L’Anac potrà applicare sanzioni amministrative pecuniarie da 10.000 a 50.000 euro nei casi in cui vengano commesse ritorsioni o quando viene accertato che una segnalazione è stata ostacolata o che si è tentato di ostacolarla o che è stato violato l’obbligo di riservatezza, oppure da 10.000 a 50.000 euro nel caso in cui Anac accerti che non sono stati istituiti canali di segnalazione, che non sono state adottate procedure per l’effettuazione e la gestione delle segnalazioni. Sono inoltre previste sanzioni da 500 a 2.500 euro, nel caso in cui venga accertata la responsabilità penale della persona segnalante per i reati di diffamazione o di calunnia.
Non è previsto il ricorso diretto alle vie dei media ma, si ritiene, questa via potrà essere giustificata nel caso di inerzia di tutti gli strumenti che si sono descritti: in tal senso si è già pronunciata la magistratura (così applicando direttamente la Direttiva) che, anche prima della nuova normativa, aveva ritenuto applicabili le tutele anche in caso di segnalazioni atipiche, fuori dal canali previsti, quando era già stata attivata la segnalazione agli organi preposti senza che questi si siano attivati, qualora vi è un fondato rischio di pericolo per il pubblico interesse, ovvero ancora laddove vi sia un giustificato rischio che la segnalazione non divulgata pubblicamente sia affrontata in modo efficace .
5. La sentenza della Corte, Camera singola.
Avverso la sentenza della Corte di appello di Lussemburgo , il solo signor Halet ricorreva alla Corte EDU, sostenendo che la sua condanna penale costituiva un’interferenza sproporzionata al suo diritto alla libertà di espressione e, dunque, la violazione dell’art. 10 della Convenzione.

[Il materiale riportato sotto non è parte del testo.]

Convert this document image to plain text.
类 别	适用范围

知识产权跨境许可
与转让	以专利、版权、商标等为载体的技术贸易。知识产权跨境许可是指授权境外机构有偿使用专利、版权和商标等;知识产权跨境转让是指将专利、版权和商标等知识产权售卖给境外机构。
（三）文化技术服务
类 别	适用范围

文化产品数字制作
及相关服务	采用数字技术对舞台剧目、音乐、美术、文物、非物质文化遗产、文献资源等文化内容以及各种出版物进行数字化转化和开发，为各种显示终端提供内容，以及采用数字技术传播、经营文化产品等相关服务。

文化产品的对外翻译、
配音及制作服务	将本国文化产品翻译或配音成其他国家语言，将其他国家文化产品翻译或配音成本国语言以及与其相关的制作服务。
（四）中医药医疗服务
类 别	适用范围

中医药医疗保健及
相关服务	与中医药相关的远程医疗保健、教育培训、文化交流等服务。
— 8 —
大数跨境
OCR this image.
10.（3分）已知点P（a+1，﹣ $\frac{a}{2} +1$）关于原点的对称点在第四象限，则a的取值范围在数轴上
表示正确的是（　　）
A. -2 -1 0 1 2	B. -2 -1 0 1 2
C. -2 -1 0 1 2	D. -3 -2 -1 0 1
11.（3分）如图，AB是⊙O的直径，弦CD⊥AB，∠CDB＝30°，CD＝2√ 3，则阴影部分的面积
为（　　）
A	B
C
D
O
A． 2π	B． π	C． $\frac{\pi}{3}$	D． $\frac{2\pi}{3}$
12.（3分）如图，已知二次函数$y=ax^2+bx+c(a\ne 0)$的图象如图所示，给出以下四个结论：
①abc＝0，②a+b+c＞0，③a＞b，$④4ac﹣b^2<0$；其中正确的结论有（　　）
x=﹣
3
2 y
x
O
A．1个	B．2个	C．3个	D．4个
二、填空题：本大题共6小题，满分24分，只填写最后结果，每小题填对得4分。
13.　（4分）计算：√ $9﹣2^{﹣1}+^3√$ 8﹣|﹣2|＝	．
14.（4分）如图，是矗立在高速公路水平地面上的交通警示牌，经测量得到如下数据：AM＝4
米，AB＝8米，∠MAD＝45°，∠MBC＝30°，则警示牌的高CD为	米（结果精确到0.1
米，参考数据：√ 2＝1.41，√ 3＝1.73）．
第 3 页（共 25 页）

La prima decisione della camera semplice (terza sezione) ha ritenuto sostanzialmente di condividere il ragionamento della Corte di appello di Lussemburgo. Riconosciuta in linea di principio la natura di whistleblower del ricorrente, ha poi esaminato i criteri sviluppati dalla Corte nella causa Guja, ovvero «la disponibilità di canali alternativi per la divulgazione, l'interesse pubblico delle informazioni divulgate, la buona fede del richiedente, l'autenticità delle informazioni divulgate, il danno causato al datore di lavoro e la severità della sanzione » e ha dato atto della ricorrenza dei primi quattro criteri e ha concluso che solo gli ultimi due - bilanciamento tra l’interesse pubblico delle informazioni divulgate e il danno creato al datore di lavoro e la severità del sanzione - rimanevano in discussione.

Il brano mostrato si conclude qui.